Am 21.05.2012 12:38, schrieb Julian Foad:
Stefan Fuhrmann wrote:
Julian Foad wrote:
URL:http://svn.apache.org/viewvc?rev=1333326&view=rev
Introduce private API functions that wrap apr_hash_make_custom
and return hash tables that are 2 to 4 times faster than the
APR default.
Would it be sensible to propose these (the hash-functions) for
inclusion in APR itself?
Certainly.

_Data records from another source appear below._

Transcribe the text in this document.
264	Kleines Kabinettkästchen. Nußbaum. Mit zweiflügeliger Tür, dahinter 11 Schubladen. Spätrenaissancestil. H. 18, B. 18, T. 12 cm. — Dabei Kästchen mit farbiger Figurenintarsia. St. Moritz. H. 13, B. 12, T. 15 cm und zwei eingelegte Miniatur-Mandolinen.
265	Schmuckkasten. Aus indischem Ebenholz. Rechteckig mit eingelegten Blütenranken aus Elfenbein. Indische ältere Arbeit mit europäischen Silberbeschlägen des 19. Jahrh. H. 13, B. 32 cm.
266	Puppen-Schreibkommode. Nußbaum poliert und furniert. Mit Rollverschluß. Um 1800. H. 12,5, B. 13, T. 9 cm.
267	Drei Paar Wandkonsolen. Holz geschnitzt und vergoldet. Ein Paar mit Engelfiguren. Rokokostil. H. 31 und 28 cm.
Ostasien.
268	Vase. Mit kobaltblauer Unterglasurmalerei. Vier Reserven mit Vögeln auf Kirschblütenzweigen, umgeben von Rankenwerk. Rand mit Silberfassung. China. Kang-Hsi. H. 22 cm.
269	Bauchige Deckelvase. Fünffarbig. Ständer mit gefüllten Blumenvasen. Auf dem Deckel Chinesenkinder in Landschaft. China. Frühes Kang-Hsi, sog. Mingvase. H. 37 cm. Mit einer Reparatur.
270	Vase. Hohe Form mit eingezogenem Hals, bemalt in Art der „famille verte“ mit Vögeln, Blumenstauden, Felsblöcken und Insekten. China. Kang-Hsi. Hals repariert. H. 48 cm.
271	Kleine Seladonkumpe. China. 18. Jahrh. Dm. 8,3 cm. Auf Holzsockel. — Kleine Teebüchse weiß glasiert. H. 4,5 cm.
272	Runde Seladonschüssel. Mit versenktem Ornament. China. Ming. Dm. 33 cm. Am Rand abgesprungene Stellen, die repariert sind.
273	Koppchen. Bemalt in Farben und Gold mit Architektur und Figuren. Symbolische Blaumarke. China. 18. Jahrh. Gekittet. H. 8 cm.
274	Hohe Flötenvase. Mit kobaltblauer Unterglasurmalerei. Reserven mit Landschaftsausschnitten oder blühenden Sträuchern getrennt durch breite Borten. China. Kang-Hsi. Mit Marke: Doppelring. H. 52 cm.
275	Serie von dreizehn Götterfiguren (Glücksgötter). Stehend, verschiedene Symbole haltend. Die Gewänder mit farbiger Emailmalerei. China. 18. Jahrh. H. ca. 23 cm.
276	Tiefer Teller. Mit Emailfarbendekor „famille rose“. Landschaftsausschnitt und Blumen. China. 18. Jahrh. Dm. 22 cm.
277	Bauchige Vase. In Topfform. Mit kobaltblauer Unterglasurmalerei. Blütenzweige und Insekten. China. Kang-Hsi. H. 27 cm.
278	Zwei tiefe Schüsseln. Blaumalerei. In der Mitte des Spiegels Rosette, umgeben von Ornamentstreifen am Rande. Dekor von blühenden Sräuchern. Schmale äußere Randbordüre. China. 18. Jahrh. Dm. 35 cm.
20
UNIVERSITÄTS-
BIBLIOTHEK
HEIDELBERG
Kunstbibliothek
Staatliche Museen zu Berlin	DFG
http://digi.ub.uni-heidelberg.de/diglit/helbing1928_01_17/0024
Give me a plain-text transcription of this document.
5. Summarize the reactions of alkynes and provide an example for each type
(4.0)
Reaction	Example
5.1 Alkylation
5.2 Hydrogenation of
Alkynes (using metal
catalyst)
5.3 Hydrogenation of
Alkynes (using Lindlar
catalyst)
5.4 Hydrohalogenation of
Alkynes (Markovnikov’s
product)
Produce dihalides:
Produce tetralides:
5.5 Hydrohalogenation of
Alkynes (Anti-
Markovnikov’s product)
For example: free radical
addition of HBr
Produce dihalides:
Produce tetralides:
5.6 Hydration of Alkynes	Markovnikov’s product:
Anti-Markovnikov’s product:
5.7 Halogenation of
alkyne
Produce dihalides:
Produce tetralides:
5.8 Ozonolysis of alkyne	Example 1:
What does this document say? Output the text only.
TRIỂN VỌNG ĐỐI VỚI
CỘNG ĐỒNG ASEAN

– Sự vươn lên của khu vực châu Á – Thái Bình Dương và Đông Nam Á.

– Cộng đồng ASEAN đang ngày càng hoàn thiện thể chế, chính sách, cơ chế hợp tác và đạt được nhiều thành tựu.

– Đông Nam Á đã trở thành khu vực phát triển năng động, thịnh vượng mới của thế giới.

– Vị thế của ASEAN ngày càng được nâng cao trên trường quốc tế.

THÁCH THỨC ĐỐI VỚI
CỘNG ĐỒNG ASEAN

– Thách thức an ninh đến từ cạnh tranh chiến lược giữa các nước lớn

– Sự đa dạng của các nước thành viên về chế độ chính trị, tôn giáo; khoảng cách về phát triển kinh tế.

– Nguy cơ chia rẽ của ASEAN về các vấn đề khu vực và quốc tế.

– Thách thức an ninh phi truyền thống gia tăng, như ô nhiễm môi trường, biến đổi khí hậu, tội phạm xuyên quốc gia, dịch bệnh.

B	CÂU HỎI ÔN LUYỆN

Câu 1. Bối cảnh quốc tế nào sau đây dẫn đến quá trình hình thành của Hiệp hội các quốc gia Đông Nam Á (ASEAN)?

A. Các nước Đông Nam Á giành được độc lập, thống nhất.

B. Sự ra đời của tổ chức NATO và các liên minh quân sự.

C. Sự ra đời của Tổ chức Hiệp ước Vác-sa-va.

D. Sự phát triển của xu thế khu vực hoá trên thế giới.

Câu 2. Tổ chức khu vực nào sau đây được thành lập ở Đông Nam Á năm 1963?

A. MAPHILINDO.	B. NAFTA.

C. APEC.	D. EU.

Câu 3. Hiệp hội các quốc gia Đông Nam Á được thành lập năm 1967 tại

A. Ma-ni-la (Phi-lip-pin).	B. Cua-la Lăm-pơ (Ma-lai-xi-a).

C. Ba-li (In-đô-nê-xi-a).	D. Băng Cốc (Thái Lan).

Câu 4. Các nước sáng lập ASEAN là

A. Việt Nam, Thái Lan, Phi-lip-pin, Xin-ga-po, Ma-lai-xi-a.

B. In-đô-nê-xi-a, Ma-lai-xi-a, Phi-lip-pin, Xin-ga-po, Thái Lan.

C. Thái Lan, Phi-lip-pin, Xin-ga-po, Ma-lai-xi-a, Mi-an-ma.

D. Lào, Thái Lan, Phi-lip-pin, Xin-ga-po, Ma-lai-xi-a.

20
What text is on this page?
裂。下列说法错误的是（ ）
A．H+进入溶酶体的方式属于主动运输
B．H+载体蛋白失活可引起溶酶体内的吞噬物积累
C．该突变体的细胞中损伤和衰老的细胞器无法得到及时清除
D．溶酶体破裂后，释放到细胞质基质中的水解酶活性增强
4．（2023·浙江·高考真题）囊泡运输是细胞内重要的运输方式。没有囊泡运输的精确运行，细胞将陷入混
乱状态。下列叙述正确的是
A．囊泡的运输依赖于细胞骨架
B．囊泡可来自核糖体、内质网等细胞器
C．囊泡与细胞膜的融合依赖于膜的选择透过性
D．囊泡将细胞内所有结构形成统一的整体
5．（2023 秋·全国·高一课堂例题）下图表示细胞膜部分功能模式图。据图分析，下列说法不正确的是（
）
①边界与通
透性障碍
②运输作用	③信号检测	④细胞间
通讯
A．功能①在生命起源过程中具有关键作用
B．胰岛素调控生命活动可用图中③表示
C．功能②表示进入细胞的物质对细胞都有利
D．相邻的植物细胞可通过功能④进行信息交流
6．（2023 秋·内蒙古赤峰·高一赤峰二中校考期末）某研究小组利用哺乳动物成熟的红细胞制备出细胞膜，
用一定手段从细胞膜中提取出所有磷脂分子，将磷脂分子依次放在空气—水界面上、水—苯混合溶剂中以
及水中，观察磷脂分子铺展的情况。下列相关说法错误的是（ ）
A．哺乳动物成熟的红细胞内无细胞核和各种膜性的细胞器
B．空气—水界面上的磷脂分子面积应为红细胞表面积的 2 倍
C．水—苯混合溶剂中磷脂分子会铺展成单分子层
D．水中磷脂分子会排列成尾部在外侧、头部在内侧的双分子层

The question would be whether Apache is
meant to run on CPUs without a decent MUL.
I don't understand why that question is relevant.
APRs implementation uses 33 as multiplier which
can conveniently be implemented as shift & add.
My code uses factors up to 33^4 where that
optimization / workaround would no longer be
useful. A non-pipelined MUL operation may take
as much as 40 ticks (i386) instead of 2 .. 6 ticks for
shift&add.
I don't know of any popular CPUs that have this
problem but OTOH, I don't know all exotic platforms /
embedded devices that Apache is being run on.
Modified: subversion/trunk/subversion/libsvn_subr/hash.c
URL:http://svn.apache.org/viewvc/subversion/trunk/subversion/libsvn_subr/hash.c?rev=1333326&r1=1333325&r2=1333326&view=diff
==============================================================================
--- subversion/trunk/subversion/libsvn_subr/hash.c (original)
+++ subversion/trunk/subversion/libsvn_subr/hash.c Thu May 3 07:16:11 2012
+/*** Optimized hash functions ***/
+
+/* Optimized version of apr_hashfunc_default. It assumes that the CPU has
+ * 32-bit multiplications with high throughput of at least 1 operation
+ * every 3 cycles. Latency is not an issue. Another optimization is a
+ * mildly unrolled main loop.
Such specific details should at least refer to a specific version
of apr_hashfunc_default(). Perhaps also (for the "1 op per 3 cycles"
part, in particular) a specific system architecture or compiler.
r1340601 explains why that is a reasonable assumption.
What's missing is a statement that this is an optimized version of
"apr_hashfunc_default in APR 1.4.5".
Added the version info in r1341271.
-- Stefan^2.